There are also Madagascar characters near the hub. Here’s a foggy view of them with the cable cars. Indeed a foggy day.
(d) Acrobat Show
We watched this in the morning. Hence, the breeze complemented the show. I’m wondering how grander it could get at night (I forgot to check if they have one) once funky lights and other effects are done.
(e) Atoll Reef
It has a great collection of school of fish, seahorses, etc. A gentle reminder though, don’t spend much time in the primary areas. The best stuff are located towards the end, especially the giant aquarium.
A gentle reminder not to use flashlight and not to scare the fish.
Of course, no one wants to scare Nemo. 😉
Incidentally, the keeper was doing the maintenance the moment we were there. So a lot of people stayed in front of it to take a look how he feeds the fish and what else he would be doing.
(f) Sea Jelly
I spent much time here. My companions actually thought I got lost because I was not picking up the phone when they tried to locate me. I was busy taking photos and videos that no one else and nothing else mattered. Hahaha. Of course, that’s just a joke. I mean, I never thought sea jellies are very fascinating. Or maybe the song being played inside the museum was hypnotic enough.
The jellies’ movements are very pretty as they swim, open and close their muscles. Here are two of the many videos that I took. I’ve watched these numerous times already and still like them.
We were almost late for the dolphins and sea lions show. Because of me. Heehee. Blame the sea jellies. 😉 Anyway, we were able to ‘insert’ ourselves to whatever (good) seats were still available. Lucky us, we secured very good spots, i.e. near the front row. Lesson: Don’t loose hope when they announced that the Ocean Theatre is already closed because it has reached it’s seating capacity. No harm in trying.

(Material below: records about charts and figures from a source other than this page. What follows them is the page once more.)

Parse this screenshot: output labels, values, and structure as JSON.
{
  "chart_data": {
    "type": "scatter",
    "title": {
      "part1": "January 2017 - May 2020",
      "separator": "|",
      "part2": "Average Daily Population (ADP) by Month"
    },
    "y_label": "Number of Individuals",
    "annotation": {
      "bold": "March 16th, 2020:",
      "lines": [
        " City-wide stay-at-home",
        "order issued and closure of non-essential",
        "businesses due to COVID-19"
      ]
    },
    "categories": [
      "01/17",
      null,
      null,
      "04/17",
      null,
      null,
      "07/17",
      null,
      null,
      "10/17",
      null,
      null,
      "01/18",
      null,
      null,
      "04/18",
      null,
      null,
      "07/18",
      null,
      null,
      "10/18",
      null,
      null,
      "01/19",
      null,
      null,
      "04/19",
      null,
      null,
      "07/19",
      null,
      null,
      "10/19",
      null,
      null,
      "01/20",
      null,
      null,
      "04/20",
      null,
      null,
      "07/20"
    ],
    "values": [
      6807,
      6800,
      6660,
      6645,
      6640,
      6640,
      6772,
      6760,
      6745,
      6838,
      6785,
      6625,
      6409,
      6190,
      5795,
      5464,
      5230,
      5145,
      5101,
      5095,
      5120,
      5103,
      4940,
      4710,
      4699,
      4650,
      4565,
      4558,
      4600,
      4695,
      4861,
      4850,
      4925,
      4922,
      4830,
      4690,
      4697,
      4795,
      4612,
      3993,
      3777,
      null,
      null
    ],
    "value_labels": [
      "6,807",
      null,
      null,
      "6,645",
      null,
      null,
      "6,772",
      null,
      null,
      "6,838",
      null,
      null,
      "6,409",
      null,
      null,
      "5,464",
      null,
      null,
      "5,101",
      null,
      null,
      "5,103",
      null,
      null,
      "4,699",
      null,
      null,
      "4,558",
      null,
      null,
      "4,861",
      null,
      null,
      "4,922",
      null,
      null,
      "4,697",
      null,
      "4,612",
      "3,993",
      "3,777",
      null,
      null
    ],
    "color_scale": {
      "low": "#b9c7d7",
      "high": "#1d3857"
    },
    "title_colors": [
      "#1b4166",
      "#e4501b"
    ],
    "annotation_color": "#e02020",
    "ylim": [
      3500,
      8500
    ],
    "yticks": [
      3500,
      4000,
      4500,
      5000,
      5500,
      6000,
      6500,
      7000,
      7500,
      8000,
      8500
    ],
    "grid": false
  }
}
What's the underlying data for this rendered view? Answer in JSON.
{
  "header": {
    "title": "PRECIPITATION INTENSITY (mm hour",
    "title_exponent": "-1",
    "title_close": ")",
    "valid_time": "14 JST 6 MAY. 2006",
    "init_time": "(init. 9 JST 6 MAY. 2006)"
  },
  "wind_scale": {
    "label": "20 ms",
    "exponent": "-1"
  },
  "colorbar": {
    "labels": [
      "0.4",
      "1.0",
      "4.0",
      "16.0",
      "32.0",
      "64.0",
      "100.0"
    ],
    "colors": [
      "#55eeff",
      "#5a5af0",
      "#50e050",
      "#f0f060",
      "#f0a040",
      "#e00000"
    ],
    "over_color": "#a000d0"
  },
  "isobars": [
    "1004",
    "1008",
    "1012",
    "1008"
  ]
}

A visitor was being taught how to tame the sea lion(s). I think this one was sort of scripted. In the end the lady in pink pretended to have fell to the waters and she was rescued by the sea lion. The latter strangely gave her an MMR (mouth to mouth resuscitation). That was well-applauded.
(h) Cable Car Ride
This is the highlight of my visit. If this is your first time to visit this blog, I’m admitting (again) that I have fear of heights. But there’s indeed a necessity to use the cable car or else we would be going to lowlands/highlands through the steep and long escalators which scared me a bit, too (but that’s a long process, so why prolong the agony) or walk, and walk.
Caught this during the cable car ride. There’s an ongoing construction. I wonder what will be the added attraction. Perhaps another scary ride.
(i) Giant Panda Habitat
I was wishing to see real pandas after I watched Kung Fu Panda. There are four breathing pandas inside the habitat.
They are Ying Yang and Lele who are in deep sleep.
This is Jia Jia, who is a year older than me.
The fourth one is An An. She tested my patience. Unlike the three other pandas, she moves fast and hides inside the stoned corner most of the time.
There, she wants to hide again.
This is how the enclosures look like. From there, we waited for An An to show up her face. Whenever she goes out, she faced backward. This is the only shot I got wherein I had a glimpse of that much-coveted panda face. Truth is they look like the same. But her playing hard to get made the difference.
If you’re not patient enough, settle for these fake pandas.
Or with this one who is busy with a bamboo stick, situated near the entrance of the habitat.
Just as before we need to leave Ocean Park, we were able to catch the sunset as it kick off. This was a worthwhile day.